Making music with others is now one of the great joys of my life. I have few regrets about the way my life has evolved for I have had more than my share of luck. But I am sad not to have reached a higher standard of flute playing when I was young. Those who reached grade seven or eight in their youth seem able to return to an instrument later in life and regain their original standard. As I never rose above grade five or six I cannot hope to improve above that level, which is not good enough to play the first flute part in an orchestra.

During those years, when I was very close to my father, my relationship with my mother remained complicated. I believed that Biz was her favourite. Not only was she the youngest but she was more intelligent and her stories made my mother laugh with delight. I still winced at a sharp word. My mother knew of my sensitivity and tried to curb her tongue. ‘Ruth does feel her feelings so,’ I heard her say once when I should not have been listening.

My poor spelling has haunted me all my life. Children at boarding schools were expected to write home, usually once a week on Sunday. In her reply my mother wrote out my misspelt words at the top of her letter with the faults underlined. I am not dyslexic and during my psychoanalysis I realised the extent of my fury. The suggestion that my failure to learn was an unconscious expression of spite made a lot of sense. My mother had been trying to help, only wanting her daughter to be able to take her place in the educated world, but I waited for her to be genuinely interested in my news, not critical of the way I reported it. My brother reacted to the same treatment by vowing never to write more than a few words in any letter and I felt particularly honoured recently when his Christmas letter ran to two pages.

In the holidays I mooched around Arthur in the nursery, which he had now been given as his own room, and in the workshop where he continued to make things. We rode out together on our bicycles, often to Hullavington airfield where we lay in the hedge and watched
the planes leave and return. It had been opened in 1937 and became the Empire Training School in 1942. At that time seventeen different types of plane are listed as being seen there. No wonder Arthur was so keen to develop his skills in identification!

There was so little traffic on the roads that we were quite safe on our bicycles. Indeed the lanes were so quiet that my mother used to exercise the two dogs by running them behind the car for a mile or two. Gerda the dachshund got tired first and was lifted back into the car, while Bertha with her long Dalmatian legs could keep going much longer.

Daisy continued to cook for us all and run the household. In time, Arthur and I became irritated by her efforts to control us. One day we ran away. Leaving a note, we took our bicycles and went to the caravan. Arthur tells me that on our journey we bought three potatoes but I remember raiding the store cupboard in the van for tins of sardines and baked beans: not a very imaginative or courageous revolt.

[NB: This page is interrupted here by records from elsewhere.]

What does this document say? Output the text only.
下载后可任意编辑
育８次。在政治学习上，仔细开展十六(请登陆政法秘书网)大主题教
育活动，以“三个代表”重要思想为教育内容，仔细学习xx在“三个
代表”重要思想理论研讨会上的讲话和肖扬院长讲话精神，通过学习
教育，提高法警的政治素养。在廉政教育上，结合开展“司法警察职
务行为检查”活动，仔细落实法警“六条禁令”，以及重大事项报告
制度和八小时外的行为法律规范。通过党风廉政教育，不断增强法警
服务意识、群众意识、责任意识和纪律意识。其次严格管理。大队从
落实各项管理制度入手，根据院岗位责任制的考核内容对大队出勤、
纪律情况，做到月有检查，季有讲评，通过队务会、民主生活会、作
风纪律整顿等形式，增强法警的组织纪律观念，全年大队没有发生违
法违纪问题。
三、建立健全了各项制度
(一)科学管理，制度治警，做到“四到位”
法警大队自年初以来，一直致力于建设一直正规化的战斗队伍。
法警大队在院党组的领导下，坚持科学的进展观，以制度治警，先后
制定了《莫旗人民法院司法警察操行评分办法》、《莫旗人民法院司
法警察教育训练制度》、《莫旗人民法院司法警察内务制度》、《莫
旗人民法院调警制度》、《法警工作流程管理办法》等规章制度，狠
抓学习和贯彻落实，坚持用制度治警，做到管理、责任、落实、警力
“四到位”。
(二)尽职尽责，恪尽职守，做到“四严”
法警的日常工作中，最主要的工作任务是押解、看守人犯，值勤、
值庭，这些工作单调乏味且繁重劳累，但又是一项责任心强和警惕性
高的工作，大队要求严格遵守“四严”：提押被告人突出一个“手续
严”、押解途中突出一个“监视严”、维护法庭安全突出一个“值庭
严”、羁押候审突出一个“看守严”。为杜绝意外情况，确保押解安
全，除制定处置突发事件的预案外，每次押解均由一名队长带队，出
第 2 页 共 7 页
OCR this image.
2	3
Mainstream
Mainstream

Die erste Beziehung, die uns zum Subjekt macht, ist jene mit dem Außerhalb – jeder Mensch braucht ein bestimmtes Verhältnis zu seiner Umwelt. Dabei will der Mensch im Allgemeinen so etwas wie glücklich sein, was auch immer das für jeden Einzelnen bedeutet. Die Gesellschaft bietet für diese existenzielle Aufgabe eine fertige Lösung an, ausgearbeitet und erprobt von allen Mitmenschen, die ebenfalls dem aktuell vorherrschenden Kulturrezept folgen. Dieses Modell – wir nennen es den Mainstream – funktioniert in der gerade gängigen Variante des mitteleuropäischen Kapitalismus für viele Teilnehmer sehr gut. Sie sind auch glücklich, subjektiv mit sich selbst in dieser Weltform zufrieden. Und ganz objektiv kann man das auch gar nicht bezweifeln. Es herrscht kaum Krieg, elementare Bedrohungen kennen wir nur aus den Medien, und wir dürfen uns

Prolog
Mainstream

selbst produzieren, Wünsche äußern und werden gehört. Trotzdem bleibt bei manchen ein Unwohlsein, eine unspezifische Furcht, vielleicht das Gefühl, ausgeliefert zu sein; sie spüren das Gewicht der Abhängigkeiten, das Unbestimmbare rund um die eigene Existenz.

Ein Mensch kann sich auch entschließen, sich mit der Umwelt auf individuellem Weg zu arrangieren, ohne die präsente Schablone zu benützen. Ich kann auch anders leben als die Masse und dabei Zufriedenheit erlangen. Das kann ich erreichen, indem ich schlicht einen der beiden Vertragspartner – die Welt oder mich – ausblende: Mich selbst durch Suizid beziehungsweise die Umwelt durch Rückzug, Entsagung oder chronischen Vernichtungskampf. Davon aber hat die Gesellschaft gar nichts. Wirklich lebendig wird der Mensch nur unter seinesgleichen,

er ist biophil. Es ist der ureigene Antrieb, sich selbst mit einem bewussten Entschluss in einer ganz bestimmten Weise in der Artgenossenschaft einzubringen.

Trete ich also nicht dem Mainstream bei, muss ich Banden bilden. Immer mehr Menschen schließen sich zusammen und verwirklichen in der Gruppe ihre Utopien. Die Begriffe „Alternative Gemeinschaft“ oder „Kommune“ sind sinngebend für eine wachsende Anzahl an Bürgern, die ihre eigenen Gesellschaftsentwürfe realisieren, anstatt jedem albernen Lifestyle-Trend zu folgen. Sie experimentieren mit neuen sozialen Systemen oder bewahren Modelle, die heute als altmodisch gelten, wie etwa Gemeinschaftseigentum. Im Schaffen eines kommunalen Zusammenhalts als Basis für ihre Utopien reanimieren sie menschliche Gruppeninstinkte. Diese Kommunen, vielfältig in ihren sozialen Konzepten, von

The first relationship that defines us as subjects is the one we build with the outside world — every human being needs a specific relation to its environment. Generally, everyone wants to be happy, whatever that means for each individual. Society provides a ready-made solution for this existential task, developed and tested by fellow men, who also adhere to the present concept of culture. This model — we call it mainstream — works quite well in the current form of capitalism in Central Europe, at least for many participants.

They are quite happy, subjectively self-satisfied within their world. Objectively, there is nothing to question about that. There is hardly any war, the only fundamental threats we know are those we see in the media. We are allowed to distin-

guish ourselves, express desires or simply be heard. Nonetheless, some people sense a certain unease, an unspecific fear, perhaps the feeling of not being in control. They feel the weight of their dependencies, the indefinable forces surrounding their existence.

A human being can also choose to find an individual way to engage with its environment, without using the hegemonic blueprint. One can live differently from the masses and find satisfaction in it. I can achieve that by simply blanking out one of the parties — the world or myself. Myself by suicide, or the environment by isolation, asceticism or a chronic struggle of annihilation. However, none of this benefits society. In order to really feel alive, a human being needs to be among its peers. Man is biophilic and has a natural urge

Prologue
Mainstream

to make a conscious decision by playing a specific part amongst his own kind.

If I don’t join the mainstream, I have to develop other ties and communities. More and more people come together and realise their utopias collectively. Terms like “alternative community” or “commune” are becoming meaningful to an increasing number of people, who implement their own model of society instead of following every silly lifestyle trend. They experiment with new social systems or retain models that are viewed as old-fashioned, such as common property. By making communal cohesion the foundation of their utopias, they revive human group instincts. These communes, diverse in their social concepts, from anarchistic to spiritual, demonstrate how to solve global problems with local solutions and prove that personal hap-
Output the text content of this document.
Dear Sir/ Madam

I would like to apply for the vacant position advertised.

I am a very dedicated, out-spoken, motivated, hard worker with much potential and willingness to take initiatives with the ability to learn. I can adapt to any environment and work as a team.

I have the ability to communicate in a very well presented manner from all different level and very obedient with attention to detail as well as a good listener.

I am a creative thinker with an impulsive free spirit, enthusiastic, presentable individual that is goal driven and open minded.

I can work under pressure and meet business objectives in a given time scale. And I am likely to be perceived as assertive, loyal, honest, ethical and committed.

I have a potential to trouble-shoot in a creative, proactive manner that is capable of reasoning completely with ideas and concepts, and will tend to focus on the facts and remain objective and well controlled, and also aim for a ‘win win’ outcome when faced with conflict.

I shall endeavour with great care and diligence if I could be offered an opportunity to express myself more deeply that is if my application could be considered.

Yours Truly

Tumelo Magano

As the evening drew on and the light faded, I began to regret our bad temper and was relieved when my father arrived. He explained how dependent the family was on Daisy, how impossible it would be for our mother to manage without her and asked us to be more tolerant. Shamefaced we followed him home. When I read my mother’s account of the episode in her diary, of her belief that there was right on both sides, I realise how intensely she wanted to provide us with a happy home. She even considered getting rid of the invaluable Daisy as soon as her own medical work was no longer essential.